When “Bullhead’s Psalm” comes to an eerie end,  a ripping guitar riff blasts through the speakers, and John Baizley’s grizzled voice screams out, sounding like Ian MacKaye with a cold, circa Fugazi days (on “A Horse Called Golgotha” you my have flashbacks to the early 90s, listening to “In On the Kill Taker”).    Despite its hardcore leanings, it still stays rooted in the type of classic metal that would make Tony Iommi blush.  Song after song will have your head bobbing uncontrollably. With music this damn good, who gives a shit about lyrics?

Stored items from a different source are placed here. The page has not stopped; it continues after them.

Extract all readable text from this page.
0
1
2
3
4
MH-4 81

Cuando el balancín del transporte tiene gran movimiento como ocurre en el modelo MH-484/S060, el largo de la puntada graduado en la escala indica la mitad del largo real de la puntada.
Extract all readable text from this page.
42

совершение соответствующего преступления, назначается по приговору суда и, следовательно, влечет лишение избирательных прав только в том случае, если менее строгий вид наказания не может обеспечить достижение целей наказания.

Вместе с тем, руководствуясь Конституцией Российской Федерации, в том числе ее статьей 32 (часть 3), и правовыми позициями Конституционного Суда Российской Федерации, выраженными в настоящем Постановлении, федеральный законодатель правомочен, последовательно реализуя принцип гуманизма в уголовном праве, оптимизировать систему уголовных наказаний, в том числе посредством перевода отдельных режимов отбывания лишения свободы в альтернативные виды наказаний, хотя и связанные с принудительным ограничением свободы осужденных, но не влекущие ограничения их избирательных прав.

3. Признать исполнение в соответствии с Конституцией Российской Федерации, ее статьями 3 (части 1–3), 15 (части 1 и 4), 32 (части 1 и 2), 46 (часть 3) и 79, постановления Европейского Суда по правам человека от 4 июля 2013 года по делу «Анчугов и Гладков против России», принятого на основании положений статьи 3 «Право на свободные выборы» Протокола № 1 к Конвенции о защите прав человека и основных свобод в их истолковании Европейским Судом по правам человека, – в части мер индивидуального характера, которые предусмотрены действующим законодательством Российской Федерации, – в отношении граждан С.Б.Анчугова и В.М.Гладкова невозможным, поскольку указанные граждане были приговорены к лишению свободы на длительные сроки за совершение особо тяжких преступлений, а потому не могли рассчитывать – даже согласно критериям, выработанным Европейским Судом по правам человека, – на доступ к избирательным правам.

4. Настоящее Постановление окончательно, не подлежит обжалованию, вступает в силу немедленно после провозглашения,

The grippingly thrash continues for most of the album, but the band is somehow able to steady the raging storm of metal chaos, finding calmer waters in borderline ballads like “Steel that Sleeps in the Eye” and “Black Powder Orchard”.  On the latter, the band’s southern roots can be heard, with it sounding like something you might hear on an Allman Brother’s album. “O’er Hell and Hide” starts with an enchanting serenade that will lead you into a sleepy listlessness due to its calming acoustic guitar artistry. 40 seconds into the song, when you’re on the verge of sweet dreams, the nightmare arrives with the band breaking into a grinding post-punk sludge tour. Amidst the chaos, a muffled voice can be heard talking in monotone, sounding almost like a metal Slint. Yes. I said it. A metal version of Slint. I think I just squirted a little pre-cum. 

 I may be making this album sound like a compilation of covers, but that assessment would be completely off-base.  Despite the album’s wide spectrum of influences, there is never a doubt of who you are listening to: Baroness mother fucker. This is one of the most focused albums I’ve heard all year, which is pretty impressive considering the wide array of influences the band draws upon.  The only thing that might be better than Baroness’s “Blue Album” may be a stroll through the record collection that inspired this all-encompassing metal sound.